In any case, if memory serves Mr. Krugman, you are one of the economists who has pointed out how much more severe each successive financial crisis has become. And yet you see no linkage with these teachings you so deride. To deepen the irony, as I understand it, you are currently looking to build a model of Minsky moments. Who was it again, that Hyman Minsky studied under at Harvard? Yea…. Joseph Schumpeter. And what was one of Hyman Minsky’s most renowned teachings? That new-Keynesians such as yourself have dangerously misunderstood Keynes, leading to mistaken policy proposals such as that de jour. May I suggest a book?
Your grasp of recent events is no better. This wasn’t a housing boom and bust, just the latest chapter in the ongoing, nearly three-decade-long credit bubble, painstakingly cultivated by self-styled slayers of business cycles like yourself. One could also trace the 80’s real estate bubble and S&L crisis, the late 90s stock bubble and all manner of other speculative manias from then to now (commodity futures anyone?) to the same underlying credit fueled phenomenon. It’s as Keynes called it- casino capitalism, only in this version, the only safe bet is the one against the house.
The legacy of all that bad policy are deep, painful maladjustments to modes of consumption and production that have been postponed for decades now. Does US goods producing productivity justify the massive chasm between its wage and per-capita consumption levels and those of its emerging market trading partners? Does it make sense that all we do here is produce ’services’, drive big cars and live in 5 bedroom homes with two car garages? As a cockney might say, yeur arvin’ a laugh.

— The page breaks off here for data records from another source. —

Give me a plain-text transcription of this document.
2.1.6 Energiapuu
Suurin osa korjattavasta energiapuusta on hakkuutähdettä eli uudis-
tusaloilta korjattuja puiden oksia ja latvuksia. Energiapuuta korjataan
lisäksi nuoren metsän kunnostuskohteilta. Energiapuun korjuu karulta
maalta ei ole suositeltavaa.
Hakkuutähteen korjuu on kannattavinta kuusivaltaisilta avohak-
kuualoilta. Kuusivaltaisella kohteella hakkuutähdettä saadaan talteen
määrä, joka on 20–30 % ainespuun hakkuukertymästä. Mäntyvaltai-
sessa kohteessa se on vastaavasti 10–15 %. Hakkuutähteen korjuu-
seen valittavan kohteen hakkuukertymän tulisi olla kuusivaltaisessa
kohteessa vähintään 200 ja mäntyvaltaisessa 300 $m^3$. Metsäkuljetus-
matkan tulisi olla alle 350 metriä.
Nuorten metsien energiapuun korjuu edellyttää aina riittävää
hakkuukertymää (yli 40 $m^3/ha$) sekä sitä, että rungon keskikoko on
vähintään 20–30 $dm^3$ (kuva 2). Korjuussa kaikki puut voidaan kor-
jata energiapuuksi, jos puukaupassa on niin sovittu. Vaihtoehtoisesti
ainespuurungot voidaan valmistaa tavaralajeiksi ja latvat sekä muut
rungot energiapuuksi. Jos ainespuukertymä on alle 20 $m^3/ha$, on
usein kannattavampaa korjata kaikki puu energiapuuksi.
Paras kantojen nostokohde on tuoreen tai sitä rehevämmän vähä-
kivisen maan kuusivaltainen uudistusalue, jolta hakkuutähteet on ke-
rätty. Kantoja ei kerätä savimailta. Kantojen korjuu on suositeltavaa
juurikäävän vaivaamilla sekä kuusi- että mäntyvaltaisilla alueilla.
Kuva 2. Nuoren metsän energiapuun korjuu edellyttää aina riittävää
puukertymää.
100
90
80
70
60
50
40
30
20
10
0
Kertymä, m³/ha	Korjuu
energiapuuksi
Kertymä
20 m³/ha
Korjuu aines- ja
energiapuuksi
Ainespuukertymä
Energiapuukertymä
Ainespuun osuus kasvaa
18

That mess cannot be fixed painlessly. Resources and investment have been terribly misallocated- people have developed the wrong expertise, whole countries have developed (or underdeveloped) the wrong infrastructure, people have grown accustomed to the wrong lifestyles, companies have researched the wrong developments, for the wrong markets, etc. etc. That’s not going to have serious costs manifesting themselves in poor outcomes in people’s lives? More laughs. It simply cannot, and if the last 30 years have taught us anything, it is the absolute necessity of such adjustments. The necessity of periodic retrenchment, pain and unemployment when commerce and intermediation is organized as it is in a capitalist economy.
That does not mean we need ignore the lessons of Keynes with regard to what happens when there are bad loans, then bad banks and all manner of misappropriated savings, then collapsing asset prices and effects on intermediation, animal spirits etc. What it does mean, is that we cannot let expedients have worse consequences than that which we hope to expedite. And we have. In spades. This stimulus and all the inflationist monetary nonsense you have advocated that have gone along with it, are just more of the same.